We happened to be discussing writing classes--words in general--what our favorite words were. He told me about an assignment in a college writing course where he had to pick out his favorite words in English and incorporate them into a story. One of the words he chose was brouhaha, which is a pretty hilarious word when you think about it, containing as it does the very seeds of laughter.

As for me, I was kind of caught off guard when he asked me what my favorite words were. I know I should not have been, but perhaps I was distracted by the radio display, shifting gears, or something else in the car. The only two words that immediately occurred to me were adjectives: the words anthropophagic and celestial.

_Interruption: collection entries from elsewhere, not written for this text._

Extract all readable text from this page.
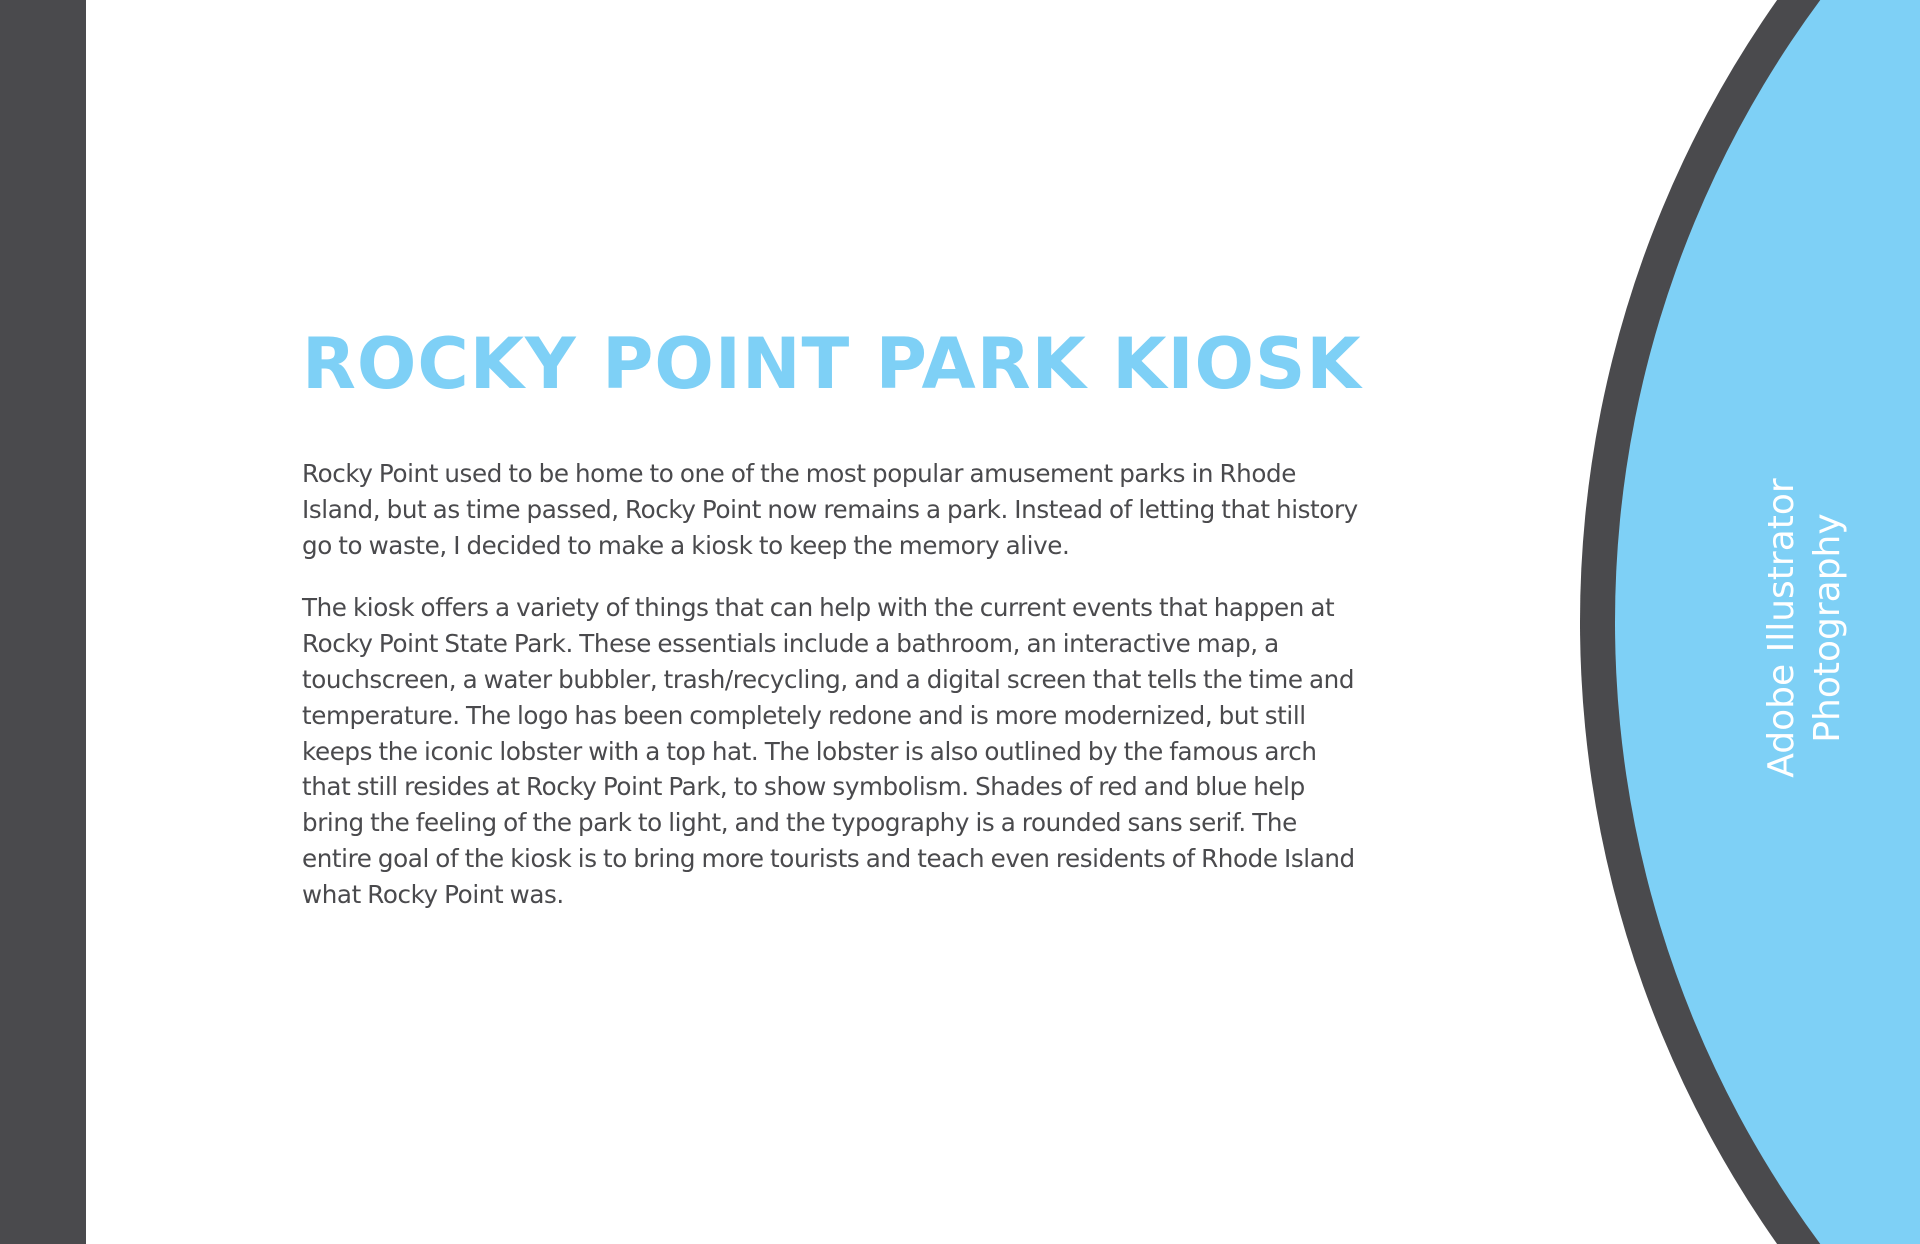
ROCKY POINT PARK KIOSK

Rocky Point used to be home to one of the most popular amusement parks in Rhode Island, but as time passed, Rocky Point now remains a park. Instead of letting that history go to waste, I decided to make a kiosk to keep the memory alive.

The kiosk offers a variety of things that can help with the current events that happen at Rocky Point State Park. These essentials include a bathroom, an interactive map, a touchscreen, a water bubbler, trash/recycling, and a digital screen that tells the time and temperature. The logo has been completely redone and is more modernized, but still keeps the iconic lobster with a top hat. The lobster is also outlined by the famous arch that still resides at Rocky Point Park, to show symbolism. Shades of red and blue help bring the feeling of the park to light, and the typography is a rounded sans serif. The entire goal of the kiosk is to bring more tourists and teach even residents of Rhode Island what Rocky Point was.

Adobe Illustrator Photography
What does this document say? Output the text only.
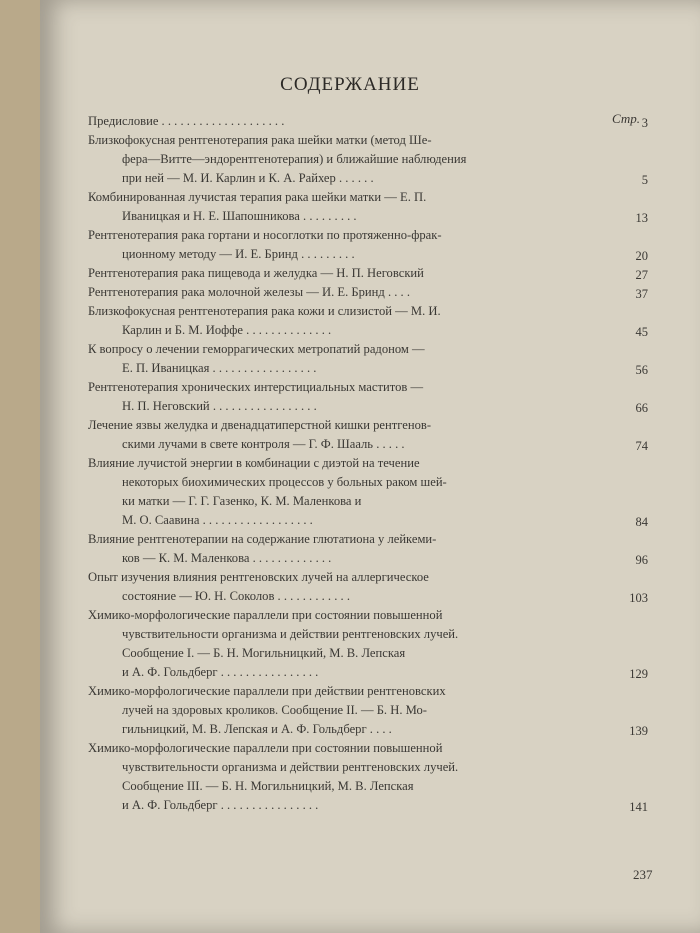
СОДЕРЖАНИЕ
Стр.
Предисловие . . . . . . . . . . . . . . . . . . . .	3
Близкофокусная рентгенотерапия рака шейки матки (метод Ше-
фера—Витте—эндорентгенотерапия) и ближайшие наблюдения
при ней — М. И. Карлин и К. А. Райхер . . . . . .	5
Комбинированная лучистая терапия рака шейки матки — Е. П.
Иваницкая и Н. Е. Шапошникова . . . . . . . . .	13
Рентгенотерапия рака гортани и носоглотки по протяженно-фрак-
ционному методу — И. Е. Бринд . . . . . . . . .	20
Рентгенотерапия рака пищевода и желудка — Н. П. Неговский	27
Рентгенотерапия рака молочной железы — И. Е. Бринд . . . .	37
Близкофокусная рентгенотерапия рака кожи и слизистой — М. И.
Карлин и Б. М. Иоффе . . . . . . . . . . . . . .	45
К вопросу о лечении геморрагических метропатий радоном —
Е. П. Иваницкая . . . . . . . . . . . . . . . . .	56
Рентгенотерапия хронических интерстициальных маститов —
Н. П. Неговский . . . . . . . . . . . . . . . . .	66
Лечение язвы желудка и двенадцатиперстной кишки рентгенов-
скими лучами в свете контроля — Г. Ф. Шааль . . . . .	74
Влияние лучистой энергии в комбинации с диэтой на течение
некоторых биохимических процессов у больных раком шей-
ки матки — Г. Г. Газенко, К. М. Маленкова и
М. О. Саавина . . . . . . . . . . . . . . . . . .	84
Влияние рентгенотерапии на содержание глютатиона у лейкеми-
ков — К. М. Маленкова . . . . . . . . . . . . .	96
Опыт изучения влияния рентгеновских лучей на аллергическое
состояние — Ю. Н. Соколов . . . . . . . . . . . .	103
Химико-морфологические параллели при состоянии повышенной
чувствительности организма и действии рентгеновских лучей.
Сообщение I. — Б. Н. Могильницкий, М. В. Лепская
и А. Ф. Гольдберг . . . . . . . . . . . . . . . .	129
Химико-морфологические параллели при действии рентгеновских
лучей на здоровых кроликов. Сообщение II. — Б. Н. Мо-
гильницкий, М. В. Лепская и А. Ф. Гольдберг . . . .	139
Химико-морфологические параллели при состоянии повышенной
чувствительности организма и действии рентгеновских лучей.
Сообщение III. — Б. Н. Могильницкий, М. В. Лепская
и А. Ф. Гольдберг . . . . . . . . . . . . . . . .	141
237
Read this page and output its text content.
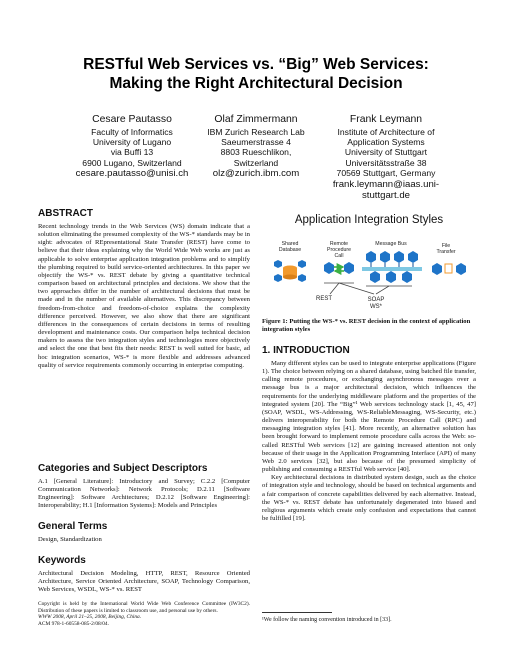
RESTful Web Services vs. “Big” Web Services:
Making the Right Architectural Decision
Cesare Pautasso
Faculty of Informatics
University of Lugano
via Buffi 13
6900 Lugano, Switzerland
cesare.pautasso@unisi.ch
Olaf Zimmermann
IBM Zurich Research Lab
Saeumerstrasse 4
8803 Rueschlikon,
Switzerland
olz@zurich.ibm.com
Frank Leymann
Institute of Architecture of
Application Systems
University of Stuttgart
Universitätsstraße 38
70569 Stuttgart, Germany
frank.leymann@iaas.uni-
stuttgart.de
ABSTRACT

Recent technology trends in the Web Services (WS) domain indicate that a solution eliminating the presumed complexity of the WS-* standards may be in sight: advocates of REpresentational State Transfer (REST) have come to believe that their ideas explaining why the World Wide Web works are just as applicable to solve enterprise application integration problems and to simplify the plumbing required to build service-oriented architectures. In this paper we objectify the WS-* vs. REST debate by giving a quantitative technical comparison based on architectural principles and decisions. We show that the two approaches differ in the number of architectural decisions that must be made and in the number of available alternatives. This discrepancy between freedom-from-choice and freedom-of-choice explains the complexity difference perceived. However, we also show that there are significant differences in the consequences of certain decisions in terms of resulting development and maintenance costs. Our comparison helps technical decision makers to assess the two integration styles and technologies more objectively and select the one that best fits their needs: REST is well suited for basic, ad hoc integration scenarios, WS-* is more flexible and addresses advanced quality of service requirements commonly occurring in enterprise computing.

Categories and Subject Descriptors

A.1 [General Literature]: Introductory and Survey; C.2.2 [Computer Communication Networks]: Network Protocols; D.2.11 [Software Engineering]: Software Architectures; D.2.12 [Software Engineering]: Interoperability; H.1 [Information Systems]: Models and Principles

General Terms

Design, Standardization

Keywords

Architectural Decision Modeling, HTTP, REST, Resource Oriented Architecture, Service Oriented Architecture, SOAP, Technology Comparison, Web Services, WSDL, WS-* vs. REST

Copyright is held by the International World Wide Web Conference Committee (IW3C2). Distribution of these papers is limited to classroom use, and personal use by others.

WWW 2008, April 21–25, 2008, Beijing, China.

ACM 978-1-60558-085-2/08/04.

Application Integration Styles
Shared Database
Remote Procedure Call
Message Bus	File Transfer
REST	SOAP
WS*
Figure 1: Putting the WS-* vs. REST decision in the context of application integration styles
1. INTRODUCTION

Many different styles can be used to integrate enterprise applications (Figure 1). The choice between relying on a shared database, using batched file transfer, calling remote procedures, or exchanging asynchronous messages over a message bus is a major architectural decision, which influences the requirements for the underlying middleware platform and the properties of the integrated system [20]. The “Big”¹ Web services technology stack [1, 45, 47] (SOAP, WSDL, WS-Addressing, WS-ReliableMessaging, WS-Security, etc.) delivers interoperability for both the Remote Procedure Call (RPC) and messaging integration styles [41]. More recently, an alternative solution has been brought forward to implement remote procedure calls across the Web: so-called RESTful Web services [12] are gaining increased attention not only because of their usage in the Application Programming Interface (API) of many Web 2.0 services [32], but also because of the presumed simplicity of publishing and consuming a RESTful Web service [40].

Key architectural decisions in distributed system design, such as the choice of integration style and technology, should be based on technical arguments and a fair comparison of concrete capabilities delivered by each alternative. Instead, the WS-* vs. REST debate has unfortunately degenerated into biased and religious arguments which create only confusion and expectations that cannot be fulfilled [19].

¹We follow the naming convention introduced in [33].
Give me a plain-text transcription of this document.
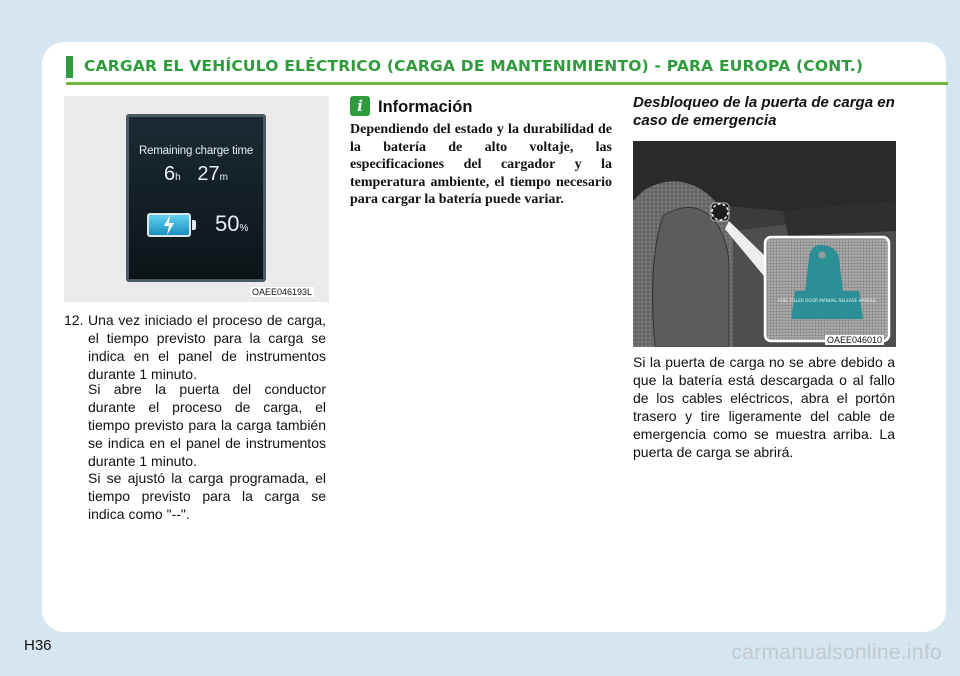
CARGAR EL VEHÍCULO ELÉCTRICO (CARGA DE MANTENIMIENTO) - PARA EUROPA (CONT.)
Remaining charge time
6h 27m
50%
OAEE046193L
12. Una vez iniciado el proceso de carga, el tiempo previsto para la carga se indica en el panel de instrumentos durante 1 minuto.
Si abre la puerta del conductor durante el proceso de carga, el tiempo previsto para la carga también se indica en el panel de instrumentos durante 1 minuto.
Si se ajustó la carga programada, el tiempo previsto para la carga se indica como "--".
i Información
Dependiendo del estado y la durabilidad de la batería de alto voltaje, las especificaciones del cargador y la temperatura ambiente, el tiempo necesario para cargar la batería puede variar.
Desbloqueo de la puerta de carga en caso de emergencia
FUEL FILLER DOOR MANUAL RELEASE HANDLE
OAEE046010
Si la puerta de carga no se abre debido a que la batería está descargada o al fallo de los cables eléctricos, abra el portón trasero y tire ligeramente del cable de emergencia como se muestra arriba. La puerta de carga se abrirá.
H36	carmanualsonline.info
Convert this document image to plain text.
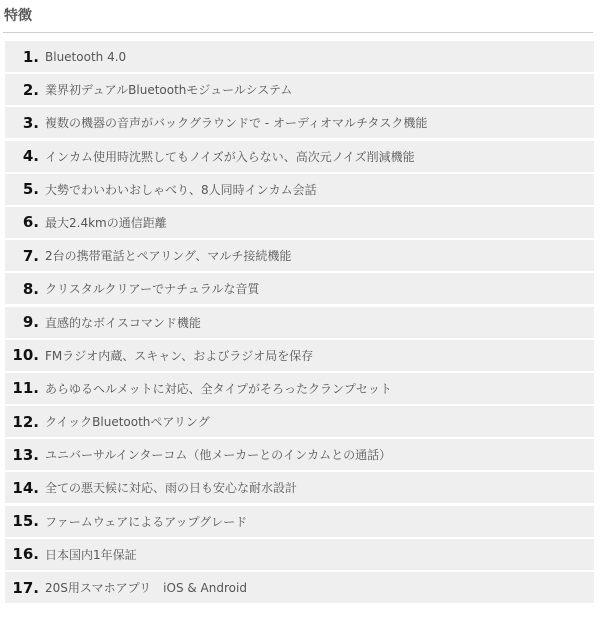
特徴
1. Bluetooth 4.0
2. 業界初デュアルBluetoothモジュールシステム
3. 複数の機器の音声がバックグラウンドで - オーディオマルチタスク機能
4. インカム使用時沈黙してもノイズが入らない、高次元ノイズ削減機能
5. 大勢でわいわいおしゃべり、8人同時インカム会話
6. 最大2.4kmの通信距離
7. 2台の携帯電話とペアリング、マルチ接続機能
8. クリスタルクリアーでナチュラルな音質
9. 直感的なボイスコマンド機能
10. FMラジオ内蔵、スキャン、およびラジオ局を保存
11. あらゆるヘルメットに対応、全タイプがそろったクランプセット
12. クイックBluetoothペアリング
13. ユニバーサルインターコム（他メーカーとのインカムとの通話）
14. 全ての悪天候に対応、雨の日も安心な耐水設計
15. ファームウェアによるアップグレード
16. 日本国内1年保証
17. 20S用スマホアプリ　iOS & Android
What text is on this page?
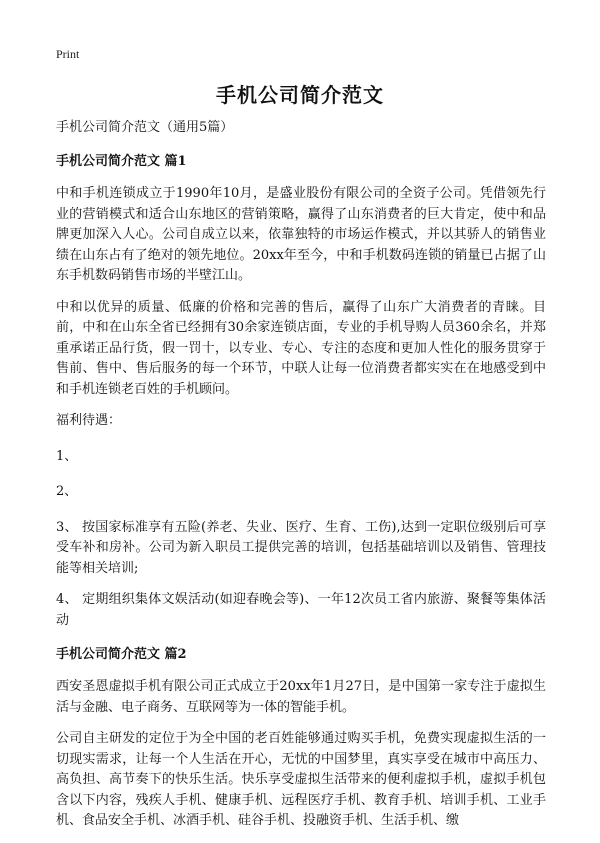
Print
手机公司简介范文

手机公司简介范文（通用5篇）

手机公司简介范文 篇1

中和手机连锁成立于1990年10月，是盛业股份有限公司的全资子公司。凭借领先行业的营销模式和适合山东地区的营销策略，赢得了山东消费者的巨大肯定，使中和品牌更加深入人心。公司自成立以来，依靠独特的市场运作模式，并以其骄人的销售业绩在山东占有了绝对的领先地位。20xx年至今，中和手机数码连锁的销量已占据了山东手机数码销售市场的半壁江山。

中和以优异的质量、低廉的价格和完善的售后，赢得了山东广大消费者的青睐。目前，中和在山东全省已经拥有30余家连锁店面，专业的手机导购人员360余名，并郑重承诺正品行货，假一罚十，以专业、专心、专注的态度和更加人性化的服务贯穿于售前、售中、售后服务的每一个环节，中联人让每一位消费者都实实在在地感受到中和手机连锁老百姓的手机顾问。

福利待遇：

1、

2、

3、 按国家标准享有五险(养老、失业、医疗、生育、工伤),达到一定职位级别后可享受车补和房补。公司为新入职员工提供完善的培训，包括基础培训以及销售、管理技能等相关培训;

4、 定期组织集体文娱活动(如迎春晚会等)、一年12次员工省内旅游、聚餐等集体活动

手机公司简介范文 篇2

西安圣恩虚拟手机有限公司正式成立于20xx年1月27日，是中国第一家专注于虚拟生活与金融、电子商务、互联网等为一体的智能手机。

公司自主研发的定位于为全中国的老百姓能够通过购买手机，免费实现虚拟生活的一切现实需求，让每一个人生活在开心，无忧的中国梦里，真实享受在城市中高压力、高负担、高节奏下的快乐生活。快乐享受虚拟生活带来的便利虚拟手机，虚拟手机包含以下内容，残疾人手机、健康手机、远程医疗手机、教育手机、培训手机、工业手机、食品安全手机、冰酒手机、硅谷手机、投融资手机、生活手机、缴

The stars I need not explain. But I have no idea from what chthonic depths the word anthropophagic arose; except that I can remember feeling kind of hungry, and maybe slightly cranky as a result. I do know that the word celestial occurred to me first, which I find rather re-assuring. And it was the one I uttered.


Later, after we said goodbye, and I caught the 11:18pm local back to Stamford, I went back to the white wicker rocker on the porch. I flipped open my laptop, and I began to piece together the evening. I had had a good time.

I don't often seem to talk shop with other writers, no matter how garroulous I appear on the subject here. The word celestial kept ringing in my ears. And the forthcoming brouhaha among the flowers--especially the syllables ha and ha. And suddenly, as I sat sipping a tall glass of orange juice (my nightcap of choice), everything seemed to slip into place in my subconscious: the Spring, the sky, the lawn, the laughter, the squirrels, you and I.

I know it's extremely unusual, but isn't it nice when things work out perfectly?

It certainly is for me.

The Squirrels
For A.T.

They act a lot like we do, in a way.

Once, while I was studying some porn
I had discovered in an old suitcase,
I came across a slightly cracked acorn.
I can remember thinking, “What a place
To store your nuts.” Don’t attics get too warm?
And is an old suitcase the ideal space
For storing nutrients—like nut protein?
No wonder all those squirrels look so lean…

This was my thinking at the time, okay;
I probably had missed my morning nap,
Or something similar. I cannot say
I was delirious. Or curious. The crap
I do—I did—astonishes me today:
I had a dozen lovelies in my lap,
And far from having a hard-on, or stroke,
I ran outside to plant myself an oak.

While nothing very shady was forthcoming,
I lay there, on my stomach, with my spade,
Yawning, pelting birds, and maybe humming—
My other activities all seem to fade
Into oblivion. I am running
Over some details of this escapade:
The time, position of the sun, my age.
To Time alone, I have devoted page—

Page—page—well, I can’t seem to find it.
I’m sorry. It was remarkable—a classic
Piece of metaphysics. I designed it
First to entertain—which is the basic
Premise of this poem. And behind it
Lies no philosophy—no specific
School of thinking that I can remember.
This doesn’t mean those moments I surrender

To retrospection—in my reverie—
The sharper edges of the Past will soften.
My spade does not get duller, although we

Do get dirty in the garden. And, often,
We dig up buried treasures. Do you see
That bloke behind the oak
—the hard to love one
Who could use a slightly closer shave?